The Imam’s daughter also told us of her father’s vision for the property, which she said he’d had for years – even before finding this specific property.  He envisions a place to where they can work hand in hand, side by side with their neighbors.  Respecting others faiths.  The men reported that the Imam said they wanted an organic garden and to hopefully get some cows.
After a great conversation, and learning about each other, we left and met back up with the rest of the group.  Everyone, reported a great experience of peace and respect for one another.  We all felt that the people we met will be a great new addition to our community.  We also learned that the Imam and his congregation were already a part of our community.  They knew one of the two Oxford College students that were killed by terrorists in Bangladesh (the country that the Imam and his family immigrated from).  They mourned, just as we mourned.
They showed love, peace, and humility to us through their religion.  For those of us that are Christians, we are also called to do this and trust in the Lord.  In the Bible it says:
1 Corinthians 13:4-8 NKJV [4] Love suffers long and is kind; love does not envy; love does not parade itself, is not puffed up; [5] does not behave rudely, does not seek its own, is not provoked, thinks no evil; [6] does not rejoice in iniquity, but rejoices in the truth; [7] bears all things, believes all things, hopes all things, endures all things. [8] Love never fails.
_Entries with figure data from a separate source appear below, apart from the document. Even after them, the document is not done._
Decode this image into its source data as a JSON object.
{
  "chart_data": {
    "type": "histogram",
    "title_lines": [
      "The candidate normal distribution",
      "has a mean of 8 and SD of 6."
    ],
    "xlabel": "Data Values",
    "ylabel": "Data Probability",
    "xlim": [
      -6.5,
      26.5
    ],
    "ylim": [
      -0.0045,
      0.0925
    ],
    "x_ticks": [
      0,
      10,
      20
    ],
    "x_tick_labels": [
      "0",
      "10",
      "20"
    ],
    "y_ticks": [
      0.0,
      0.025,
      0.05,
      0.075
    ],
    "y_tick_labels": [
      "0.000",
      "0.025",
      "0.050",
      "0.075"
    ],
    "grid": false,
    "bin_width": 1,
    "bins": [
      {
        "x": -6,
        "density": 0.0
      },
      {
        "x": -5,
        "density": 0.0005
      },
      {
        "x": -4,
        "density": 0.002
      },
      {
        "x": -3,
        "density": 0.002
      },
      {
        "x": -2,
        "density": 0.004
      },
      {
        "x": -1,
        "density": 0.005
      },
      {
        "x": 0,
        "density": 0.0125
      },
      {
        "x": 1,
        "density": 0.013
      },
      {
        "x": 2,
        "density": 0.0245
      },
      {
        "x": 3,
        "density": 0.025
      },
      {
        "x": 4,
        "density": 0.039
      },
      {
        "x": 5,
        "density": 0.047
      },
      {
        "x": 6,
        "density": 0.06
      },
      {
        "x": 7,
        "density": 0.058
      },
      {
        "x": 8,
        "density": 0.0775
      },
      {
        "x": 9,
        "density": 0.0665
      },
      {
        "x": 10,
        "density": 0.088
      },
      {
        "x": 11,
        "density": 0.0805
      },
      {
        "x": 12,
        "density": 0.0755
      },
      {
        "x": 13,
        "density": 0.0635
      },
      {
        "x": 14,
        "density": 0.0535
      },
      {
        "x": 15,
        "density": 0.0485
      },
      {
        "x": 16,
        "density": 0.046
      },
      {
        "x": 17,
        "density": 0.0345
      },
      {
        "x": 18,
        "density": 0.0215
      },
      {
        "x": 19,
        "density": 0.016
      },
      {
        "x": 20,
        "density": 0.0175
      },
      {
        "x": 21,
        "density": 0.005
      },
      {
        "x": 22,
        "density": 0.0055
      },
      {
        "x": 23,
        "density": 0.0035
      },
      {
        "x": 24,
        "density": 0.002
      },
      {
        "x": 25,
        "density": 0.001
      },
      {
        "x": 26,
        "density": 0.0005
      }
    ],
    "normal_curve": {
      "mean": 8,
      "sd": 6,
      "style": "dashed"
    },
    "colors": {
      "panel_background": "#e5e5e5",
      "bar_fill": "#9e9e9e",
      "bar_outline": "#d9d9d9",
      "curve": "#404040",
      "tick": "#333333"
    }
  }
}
A friend of mine ends a lot of his posts on Facebook with: “Love always wins”, as he tries to uplift others.  Which he does.  I thought of this statement while speaking with the young ladies.  I told them that everything they’ve seen on the news does not reflect our community.  I also said to them that I truly believe that “Love always wins”.  It seemed to put them at ease and they agreed that Love does always win.
We have an opportunity to come out of this firestorm as a better community and show the rest of the nation, that we truly do have “southern, small town charm”.  Not just a marketing slogan, but through our actions.  Our Mayors stepped up as leaders on Friday and sent that message to our Board of Commissioners.
Some have complained about this new development online but have declined opportunities to meet our new neighbors.  If only they would cut off the 24/7 news cycle and get out and meet their new neighbors.  They might just be surprised.  Personally, I think they’re declining to meet them because they’re afraid they might end up liking them.  For those that have a strong conviction to not want to welcome our neighbors into our community, please watch the video below.  (sorry, that did not reproduce here)
I’m going to keep showing others love and I hope you’ll join me.  I truly believe that in the end, “Love always wins”.